First Sunday in Lent
Listening to the first reading today, it’s probably not lost on any of us that there is an uncanny, almost eerie coincidence that it’s a story we hear in the wake of the horrible weather-related state of affairs in Texas: the shocking frigid weather, loss of power for four million residents, frightening images on the news, destruction to homes, huge fires, the sad death stories that are merging, and now the utter scarcity of water. It does make us wonder. Is all this God’s doing? Was there really a flood that devastated almost all living creatures?
Like many of us, I first heard the story of Noah’s Ark and the Great Flood as a child and understood it as being literal—that it really happened and just the way the Bible says it happened. Some people still believe that we must take stories like this on face value—and that’s where we can find ourselves in deep waters (pardon the pun).
Our Anglican tradition, however, offers us the great tool of being able to look at the Bible through the lens of our gift of reason, our brain, and figure out what it means for us in our time. We can read these stories as metaphor, as allegory, as parable and garner some truth from them, taking them seriously but not literally.
You may be familiar with the humorous stories Garrison Keillor tells about Lake Wobegon—tall tales and sweet stories about the citizens of this small Minnesota town where "the women are strong, the men are good-looking, and all of the children are above average." Keillor's monologues capture the nuances of country life with eloquence and subtle humor—the luxury of rhubarb pie and the vapor lights of Our Lady of Perpetual Responsibility. Did these stories really happen? Well, no, he makes them up. Are they true? Well, for some of us, they are because we recognize the characters and we find at least some element of truth in them. We may even recognize ourselves.
The portion of Genesis we read today is post-flood and contains God’s pledge never to bring on such catastrophe again. However, we can’t ignore the fact that the Book of Genesis includes the whole story. Where do we find the face of God—a God whom Jesus tells us is a God of love and tenderness and mercy—where do we see the face of that God in a story like this? In what is happening in Texas In the loss of lives in the pandemic? Or in any tragedy or disaster?
The story of the flood was written during the Babylonian exile when the people of Israel had been forcibly removed from their homes and were facing a crisis of their faith. Why would God let this happen to them? All they could figure out was that God wanted it to happen to them. Just like many other people who have suffered over the centuries, the best they could come up with is that God was mad as hell with them.
Those who lived in the ancient world believed that everything that happened was caused by God or caused by one of the gods. There was no such thing as a natural disaster. The suffering and desolation of Texas, COVID19, and any such tragic crises would have been interpreted as God’s wrath for the evil they had done.
Noah’s story does end in good news and that’s the part that we heard today—the after the flood story. God makes a covenant—an agreement, a pledge, a contract with the people of Israel that never again would the earth be destroyed.
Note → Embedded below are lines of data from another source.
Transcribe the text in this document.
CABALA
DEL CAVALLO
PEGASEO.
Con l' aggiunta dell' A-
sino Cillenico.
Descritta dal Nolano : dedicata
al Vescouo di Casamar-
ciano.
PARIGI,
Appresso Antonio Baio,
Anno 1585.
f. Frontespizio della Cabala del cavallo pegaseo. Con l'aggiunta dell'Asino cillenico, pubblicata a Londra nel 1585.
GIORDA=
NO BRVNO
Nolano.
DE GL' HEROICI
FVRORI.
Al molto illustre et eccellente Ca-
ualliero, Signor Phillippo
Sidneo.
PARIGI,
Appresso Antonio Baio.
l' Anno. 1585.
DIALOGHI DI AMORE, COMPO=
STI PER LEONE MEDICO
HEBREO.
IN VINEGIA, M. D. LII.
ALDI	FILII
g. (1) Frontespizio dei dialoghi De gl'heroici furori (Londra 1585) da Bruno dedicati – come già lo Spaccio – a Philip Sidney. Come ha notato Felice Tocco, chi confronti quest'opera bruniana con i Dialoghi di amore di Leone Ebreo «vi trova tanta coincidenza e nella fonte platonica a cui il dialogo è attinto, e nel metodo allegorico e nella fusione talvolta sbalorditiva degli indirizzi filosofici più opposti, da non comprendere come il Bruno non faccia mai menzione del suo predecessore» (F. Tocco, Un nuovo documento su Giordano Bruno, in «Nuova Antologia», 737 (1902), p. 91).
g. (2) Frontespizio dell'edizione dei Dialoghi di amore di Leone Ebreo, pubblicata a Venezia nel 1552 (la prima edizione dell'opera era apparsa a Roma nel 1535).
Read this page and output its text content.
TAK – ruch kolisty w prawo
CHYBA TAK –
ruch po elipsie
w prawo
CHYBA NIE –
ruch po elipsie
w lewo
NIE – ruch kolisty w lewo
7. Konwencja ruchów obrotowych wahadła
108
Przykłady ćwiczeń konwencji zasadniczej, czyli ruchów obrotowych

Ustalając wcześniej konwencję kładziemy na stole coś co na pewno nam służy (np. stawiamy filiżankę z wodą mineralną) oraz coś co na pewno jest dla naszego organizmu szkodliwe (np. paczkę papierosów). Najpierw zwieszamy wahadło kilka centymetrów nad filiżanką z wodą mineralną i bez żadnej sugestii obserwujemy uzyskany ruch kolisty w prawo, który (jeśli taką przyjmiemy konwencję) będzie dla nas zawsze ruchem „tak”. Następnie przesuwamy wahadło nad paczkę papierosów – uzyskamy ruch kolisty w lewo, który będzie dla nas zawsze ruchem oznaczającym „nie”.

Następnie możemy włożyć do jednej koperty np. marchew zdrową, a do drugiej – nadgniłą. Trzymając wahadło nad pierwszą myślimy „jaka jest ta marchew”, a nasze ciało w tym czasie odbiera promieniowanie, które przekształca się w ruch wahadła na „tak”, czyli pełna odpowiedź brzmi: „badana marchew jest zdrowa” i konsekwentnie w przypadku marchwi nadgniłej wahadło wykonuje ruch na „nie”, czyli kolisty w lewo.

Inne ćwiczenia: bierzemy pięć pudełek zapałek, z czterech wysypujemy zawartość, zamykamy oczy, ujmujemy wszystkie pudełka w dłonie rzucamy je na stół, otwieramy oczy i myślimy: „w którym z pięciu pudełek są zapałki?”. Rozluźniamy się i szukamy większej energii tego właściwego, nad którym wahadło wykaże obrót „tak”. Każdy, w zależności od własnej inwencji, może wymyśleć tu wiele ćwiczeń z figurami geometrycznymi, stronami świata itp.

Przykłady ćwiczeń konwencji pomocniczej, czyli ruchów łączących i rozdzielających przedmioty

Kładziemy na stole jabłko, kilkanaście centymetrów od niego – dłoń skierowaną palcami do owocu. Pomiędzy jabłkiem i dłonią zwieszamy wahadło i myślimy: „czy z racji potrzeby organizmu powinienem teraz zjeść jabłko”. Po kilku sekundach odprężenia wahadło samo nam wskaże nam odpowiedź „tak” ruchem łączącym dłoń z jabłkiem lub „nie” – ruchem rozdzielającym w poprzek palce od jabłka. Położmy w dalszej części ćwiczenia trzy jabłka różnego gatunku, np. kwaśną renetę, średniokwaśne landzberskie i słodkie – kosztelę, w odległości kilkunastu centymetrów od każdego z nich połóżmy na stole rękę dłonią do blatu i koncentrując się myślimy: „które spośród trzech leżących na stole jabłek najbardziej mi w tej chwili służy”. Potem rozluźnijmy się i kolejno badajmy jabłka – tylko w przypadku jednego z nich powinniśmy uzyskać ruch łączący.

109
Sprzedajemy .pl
And God promises to give them a sign of that promise—a rainbow of splendid colors in the sky.
And the people of Israel, in the midst of the darkest hour of their history, as confused and as angry as they were about who and where God was, were able to come out on the other side, even as God did in this story, affirming that they and God would continue to walk together, would continue to live in relationship together.
Who among us does not struggle with our faith, with our belief in God and our understanding of why bad things happen? Who among us has not felt like the flood gates had been opened on us when we face great hardship and suffering? And who among us has not felt as completely alone as Jesus in the wilderness, facing doubts and uncertainties that confront us and tempt us to do what we know will not be good for us?
There is a story that one night some of the prisoners in Auschwitz, one of the most horrific concentration camps of the Holocaust, put God on trial and found God guilty for allowing the Holocaust to happen. They condemned God to death, and then when the trial was over, the presiding rabbi said, “It’s time for our evening prayers.” They came out on the other side determined to walk with God, and God with them—in spite of their heartache, in spite of their anger, in spite of the horror they experienced.
What the Genesis story teaches us is that God never withdraws from participation in our life, but decides, instead, to hang in there through thick and thin, to be involved in all of its darkness and in all of its wonder, in all of its paucity in all of its richness, in all of its successes and all of its failures. God covenants with us—stays in relationship with us—and with all of creation, pledging to walk with us through it all.
Several years ago, U2’s lead singer Bono, addressed the National Prayer Breakfast in Washington, D.C., offering this perspective: “God is in the slums, in the cardboard boxes where the poor play house… God is in the silence of a mother who has infected her child with a virus that will end both their lives… God is in the cries heard under the rubble of war… God is in the debris of wasted opportunity and lives, and God is with us if we are with them.”
The happy ending of the Genesis story is that the rainbow appeared, and a new world was born. Today, God still calms the flood waters of our unsettled lives helps us to build our arks for safety when we need them and renews the covenant God made so long ago—God’s promise to be with us through thick and thin. Everyday the sun rises on us, the dawning of the reign of God occurs. Every day is a new chance, a new opportunity to walk away from the darkness into the light and life of the gospel of the God of Jesus Christ.